Juliana paled and her freckles stood out on the bridge of her nose. "Rest assured, I will ask you for nothing further, my lord." She dropped an icy curtsy. "If you'll excuse me, my friends await me."

"Just a minute." He raised an arresting hand, impervious to her anger. "Perhaps I'll accompany you on this errand. Lend a touch of respectability…" He grinned, the skin stretched tight on his skull. "If your husband bears you company, Tarquin will have to gnash his teeth in silence."

Juliana wasn't happy at the prospect of enduring her husband's company. On the other hand, the idea of thwarting the duke had an irresistible appeal. He did, after all, have it coming.

"Very well," Juliana murmured.

"Well, let's be about this business." He sounded relatively robust at the prospect of sowing mischief and moved to the door with almost a spring in his step. Juliana followed, her eyes agleam now with her own mischief.

Just as they reached the front door, Quentin and the duke emerged from the library.

"Juliana!" Tarquin's voice was sharp. "Where do you think you're going?"

She turned and curtsied. "For a drive with my husband, my lord duke. I trust you have no objections."

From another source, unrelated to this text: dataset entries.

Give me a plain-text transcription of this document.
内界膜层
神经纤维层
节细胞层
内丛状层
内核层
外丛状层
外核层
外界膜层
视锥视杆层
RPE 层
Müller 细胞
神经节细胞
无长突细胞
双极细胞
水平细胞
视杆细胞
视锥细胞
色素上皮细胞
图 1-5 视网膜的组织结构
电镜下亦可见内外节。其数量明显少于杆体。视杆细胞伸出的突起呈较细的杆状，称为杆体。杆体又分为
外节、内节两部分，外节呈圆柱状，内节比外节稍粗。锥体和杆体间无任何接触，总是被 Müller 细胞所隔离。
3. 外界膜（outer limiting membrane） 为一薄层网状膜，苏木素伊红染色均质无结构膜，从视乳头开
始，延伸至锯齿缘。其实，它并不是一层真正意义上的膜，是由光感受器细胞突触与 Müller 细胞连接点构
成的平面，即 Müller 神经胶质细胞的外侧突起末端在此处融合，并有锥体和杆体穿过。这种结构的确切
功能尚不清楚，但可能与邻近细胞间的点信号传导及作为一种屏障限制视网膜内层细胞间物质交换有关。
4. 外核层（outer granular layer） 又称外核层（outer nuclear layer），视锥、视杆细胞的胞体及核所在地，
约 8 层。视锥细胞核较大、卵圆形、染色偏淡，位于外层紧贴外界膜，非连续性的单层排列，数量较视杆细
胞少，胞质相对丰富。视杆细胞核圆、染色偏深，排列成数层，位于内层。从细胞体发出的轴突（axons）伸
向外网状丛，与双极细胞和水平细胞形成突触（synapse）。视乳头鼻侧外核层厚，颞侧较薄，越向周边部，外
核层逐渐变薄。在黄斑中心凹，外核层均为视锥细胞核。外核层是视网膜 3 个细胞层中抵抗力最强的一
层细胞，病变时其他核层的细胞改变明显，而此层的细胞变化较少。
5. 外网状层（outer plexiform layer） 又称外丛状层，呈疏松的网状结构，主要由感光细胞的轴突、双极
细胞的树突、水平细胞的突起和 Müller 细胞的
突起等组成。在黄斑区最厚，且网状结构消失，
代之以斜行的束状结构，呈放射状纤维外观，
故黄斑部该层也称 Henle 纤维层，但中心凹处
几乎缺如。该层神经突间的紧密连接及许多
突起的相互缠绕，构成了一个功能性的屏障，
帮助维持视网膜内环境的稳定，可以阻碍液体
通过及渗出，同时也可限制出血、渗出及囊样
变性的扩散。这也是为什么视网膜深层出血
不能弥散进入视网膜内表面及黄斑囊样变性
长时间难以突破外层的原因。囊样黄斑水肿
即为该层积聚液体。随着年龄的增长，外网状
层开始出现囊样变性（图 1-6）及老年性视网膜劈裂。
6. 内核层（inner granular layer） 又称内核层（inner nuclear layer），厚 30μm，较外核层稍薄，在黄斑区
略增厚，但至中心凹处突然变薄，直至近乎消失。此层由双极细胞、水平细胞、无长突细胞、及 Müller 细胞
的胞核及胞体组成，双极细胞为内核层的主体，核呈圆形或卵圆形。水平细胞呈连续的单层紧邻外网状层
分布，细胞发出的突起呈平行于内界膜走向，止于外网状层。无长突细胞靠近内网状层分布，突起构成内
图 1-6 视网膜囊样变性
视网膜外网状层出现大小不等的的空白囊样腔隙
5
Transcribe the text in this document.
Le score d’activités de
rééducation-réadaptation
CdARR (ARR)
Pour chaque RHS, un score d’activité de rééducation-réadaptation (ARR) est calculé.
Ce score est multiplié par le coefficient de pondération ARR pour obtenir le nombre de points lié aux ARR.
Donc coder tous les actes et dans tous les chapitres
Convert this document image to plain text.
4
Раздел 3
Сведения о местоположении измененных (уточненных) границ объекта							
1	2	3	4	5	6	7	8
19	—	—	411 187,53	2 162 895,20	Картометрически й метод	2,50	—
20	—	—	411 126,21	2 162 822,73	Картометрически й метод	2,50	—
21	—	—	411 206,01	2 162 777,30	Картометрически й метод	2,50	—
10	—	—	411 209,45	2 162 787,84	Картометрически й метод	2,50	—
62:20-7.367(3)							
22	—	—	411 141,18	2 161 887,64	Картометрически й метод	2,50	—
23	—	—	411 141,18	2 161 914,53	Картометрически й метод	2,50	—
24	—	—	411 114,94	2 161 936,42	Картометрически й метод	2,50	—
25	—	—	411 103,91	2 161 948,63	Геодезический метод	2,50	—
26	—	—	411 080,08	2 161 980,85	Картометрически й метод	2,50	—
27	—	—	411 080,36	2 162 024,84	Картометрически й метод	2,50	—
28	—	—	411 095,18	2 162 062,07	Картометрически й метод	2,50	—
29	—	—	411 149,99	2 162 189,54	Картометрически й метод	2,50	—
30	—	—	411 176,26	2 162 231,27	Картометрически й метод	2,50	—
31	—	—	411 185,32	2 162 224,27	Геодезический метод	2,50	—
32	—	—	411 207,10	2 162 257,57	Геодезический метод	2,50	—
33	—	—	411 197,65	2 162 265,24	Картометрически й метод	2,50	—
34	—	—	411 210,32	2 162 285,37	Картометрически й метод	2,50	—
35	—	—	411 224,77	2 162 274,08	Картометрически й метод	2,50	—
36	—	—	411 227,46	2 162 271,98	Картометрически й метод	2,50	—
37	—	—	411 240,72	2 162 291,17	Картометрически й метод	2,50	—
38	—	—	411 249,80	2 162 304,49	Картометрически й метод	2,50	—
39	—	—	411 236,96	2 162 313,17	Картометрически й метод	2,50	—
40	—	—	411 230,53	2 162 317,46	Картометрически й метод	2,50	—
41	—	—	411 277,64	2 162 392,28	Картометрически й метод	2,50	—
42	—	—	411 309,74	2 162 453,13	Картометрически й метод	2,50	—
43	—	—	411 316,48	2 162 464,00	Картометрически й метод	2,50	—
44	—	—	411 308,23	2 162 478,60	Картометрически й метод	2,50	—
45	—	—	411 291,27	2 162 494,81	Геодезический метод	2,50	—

The duke's mouth tightened and an ominous muscle twitched in his cheek. "Lucien, you're not encouraging this outrageous scheme."

"My wife has asked for my permission to help a friend, and I've offered her my company in support, dear boy." Lucien couldn't hide his glee. "Wouldn't do for Lady Edgecombe to go alone to the Marshalsea… but in my company there can be no objection."